In terms of pure physical demands, the increase in on-field time is likely negligible, as the additional 90 minutes of game time replaces the training players miss. The bigger demand is the travel, as well as the disruption to teams’ routines. For each additional game, travelling teams endure an extra round trip of flights as well as extra recovery time.
The benefit for the clubs is two extra home games. For national team players, however, it’s one of the NWSL’s quirks which make the balance slightly more difficult. For that June break, players left their club teams on June 3 or 4, met up with the national team in Northern Europe, trained for and played in games on June 8 and 11. By June 13, players were back across the Atlantic, rejoining their teams, and preparing for games on June 17.

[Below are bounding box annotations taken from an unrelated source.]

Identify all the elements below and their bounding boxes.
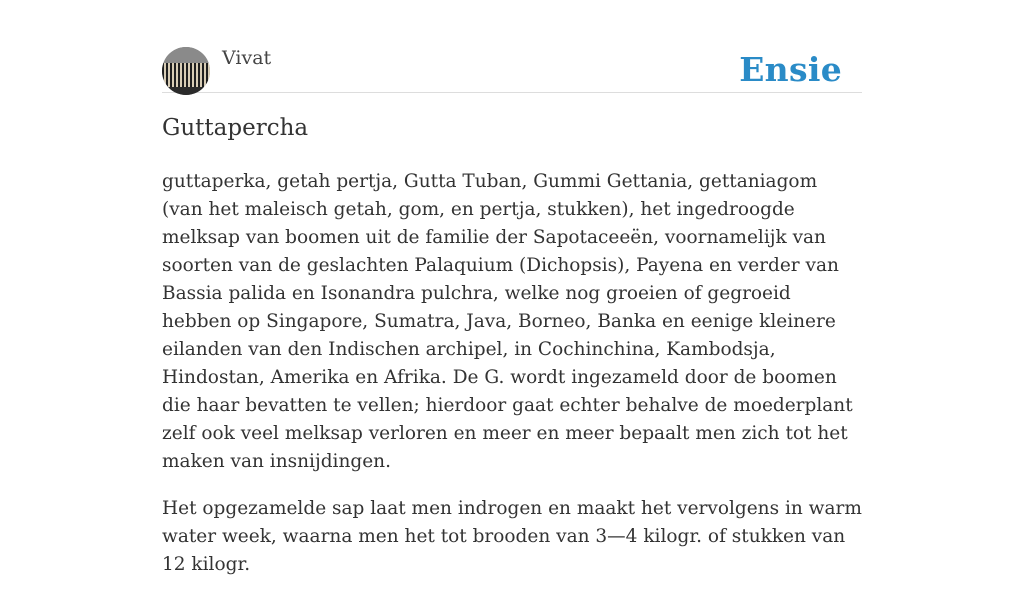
paragraph: guttaperka, getah pertja, Gutta Tuban, Gummi Gettania, gettaniagom (van het maleisch getah, gom, en pertja, stukken), het ingedroogde melksap van boomen uit de familie der Sapotaceeën, voornamelijk van soorten van de geslachten Palaquium (Dichopsis), Payena en verder van Bassia palida en Isonandra pulchra, welke nog groeien of gegroeid hebben op Singapore, Sumatra, Java, Borneo, Banka en eenige kleinere eilanden van den Indischen archipel, in Cochinchina, Kambodsja, Hindostan, Amerika en Afrika. De G. wordt ingezameld door de boomen die haar bevatten te vellen; hierdoor gaat echter behalve de moederplant zelf ook veel melksap verloren en meer en meer bepaalt men zich tot het maken van insnijdingen. (162, 171, 853, 472)
author-name[interactable]: Vivat (222, 47, 272, 69)
paragraph: Het opgezamelde sap laat men indrogen en maakt het vervolgens in warm water week, waarna men het tot brooden van 3—4 kilogr. of stukken van 12 kilogr. (162, 498, 862, 575)
header (162, 44, 862, 93)
article-body (162, 168, 862, 598)
site-logo[interactable]: Ensie (739, 50, 842, 89)
avatar[interactable] (162, 47, 210, 95)
page-title: Guttapercha (162, 115, 309, 141)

For some, that meant four games in 14 days, two trans-Atlantic flights, as well as a change in teams and training environments, something that has traditionally been the biggest challenge for players transitioning out of their club world.
Culture shock upon arrival
Allie Long remembers that challenge. It was only three years ago that she was in the position of Short, Williams, and the other national team players new to the competing worlds. Back then, she was just an aspiring international, trying to impress while with the Portland Thorns, but when she began getting looks with the U.S., it was clear she would have to start navigating the balance.
“When I first went in with [U.S. head coach] Jill [Ellis], she was like, ‘Wow, you belong here. You could tell within the first practice. You belong at this level,’” Long remembered. “I started a game, and then slowly, I didn’t play. She changed formations, and she was changing people, and I wasn’t mentally prepared for going from this to, oh, you actually have to earn that.”
Come January 2015, the realities of the national team became even more apparent. Though she considered herself fit, Long now admits that, before that January camp, she wasn’t at the level the national team seeks. She could keep up with the physical demands, but she couldn’t do so while maintaining her technical level. Mentally, she was drained. Unconsciously, she was having to compensate for the increased physical workload.
“I remember I took a touch I never take, and I was like, ‘What am I doing?’,” she says. “I wasn’t even thinking right. I was so mad that I let the physical aspect of the game [get to me], but it was just the load, I guess, that let me down. And that made me mentally not sharp, and fatigued, and I wasn’t making decisions.”
Long still thinks that camp cost her a chance to play at the 2015 World Cup. Over the next year, she changed her training so that, when she had a chance to break into the team for the 2016 Summer Olympics, she could handle the balance, both between her normal, league world and the physical, technical, and mental demands of the national team’s world. She ultimately made Jill Ellis’ 18-player squad for Rio 2016 and has been a regular ever since.
“After being cut, and it being so heartbreaking that I let that slip, I was like, ‘I’m going to literally do everything physically — agility, strength, fitness, everything you could think of — to set me up in a place where I could go into camp and the load doesn’t matter.’ So I’m myself in camp. So I’m myself whenever.”